One scene in particular has stayed with me, a failed attempt to save both mother and child during childbirth. It was brutal to watch, even as fiction. The set was drenched in red light and shadow, a visual echo of the women’s grim reality in those years, a world where giving life too often meant losing it.
At that time in history, birth control was illegal in the U.S., women were having babies practically every nine months, and families were struggling to feed them. Into that bleak reality walked Margaret Sanger, played by Dana Delany,a nurse who defied Anthony Comstock’s “morality laws” to bring education and contraception to those who needed it most.
In 1873, Congress passed a law outlawing the distribution, sale, mailing and possession of “obscene” materials, including contraception.

The Comstock Act, as it became known, was named after Anthony Comstock, an anti-vice crusader who later became a special agent to the U.S. Post Office, giving him the power to enforce the law.
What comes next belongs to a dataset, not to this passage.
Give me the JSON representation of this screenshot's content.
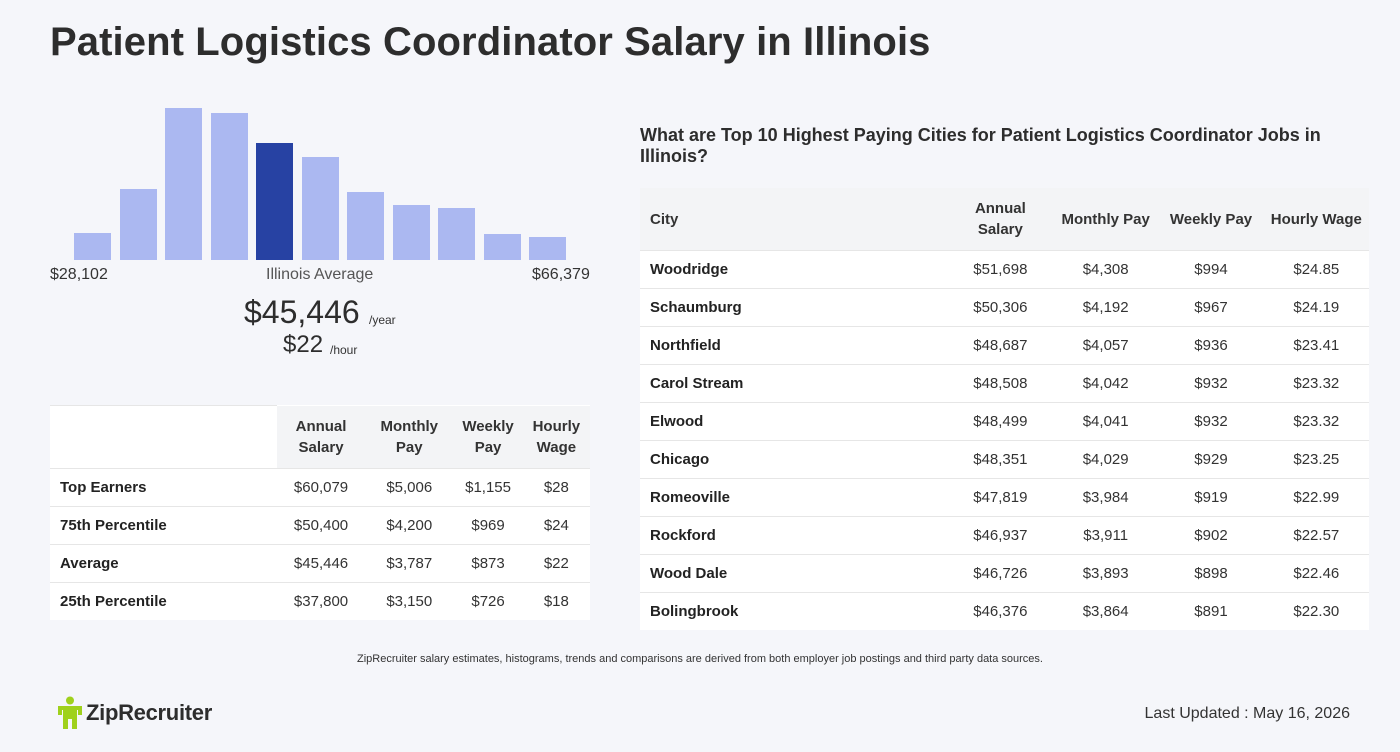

Rod Steiger played Anthony Comstock, the real-life postal inspector who fought to suppress birth control information and gave his name to the Comstock Laws. Henry Czerny played Margaret Sanger’s husband.
We shot many night exteriors in Toronto’s Distillery District, whose cobblestone streets and nineteenth-century warehouses were perfect for 1913 New York. It was eerie: as soon as the extras filled the frame, the illusion became complete — mud, rags, hungry faces, prams and coal smoke.
Working with Rod Steiger was… complicated. Sometimes frightening. He was a towering presence, fiercely intelligent, and never shy about his opinions. For reasons I never fully understood, he had it in for the director and frequently tried to make me his messenger. “Tell Paul he couldn’t direct his way out of a paper bag,” he’d bark, makeup still being applied. Of course I never delivered the insults verbatim. Continuity may be my job, but diplomacy quickly became part of it.
One running battle was about picking up scenes after lunch. I’d have to approach Mr. Steiger with Director’s requests, and to remind him of continuity details — whether his cane was in his hand or his hat was off. Post-lunch was his least favorite time. He’d roll out miles of insults about the director and I’d quietly return with a heavily edited version. At one point, half-joking, I advised the director to think of Rod Steiger as a cranky child after feeding — full belly, bad mood, ready for a nap.
Another daily ritual: his comments on my clothes. “Don’t you have any real clothes at home? You come to set in your pajamas,” he quipped one morning. He was tough, no question, but I took it with a grain of salt. Over time, I realized we weren’t really experiencing Rod Steiger. We were experiencing Anthony Comstock. Rod stayed in character — grumpy, rigid, moralistic — even between takes.
That’s the magic and the madness of making a period film. You’re not only recreating history; sometimes you’re living inside it, too.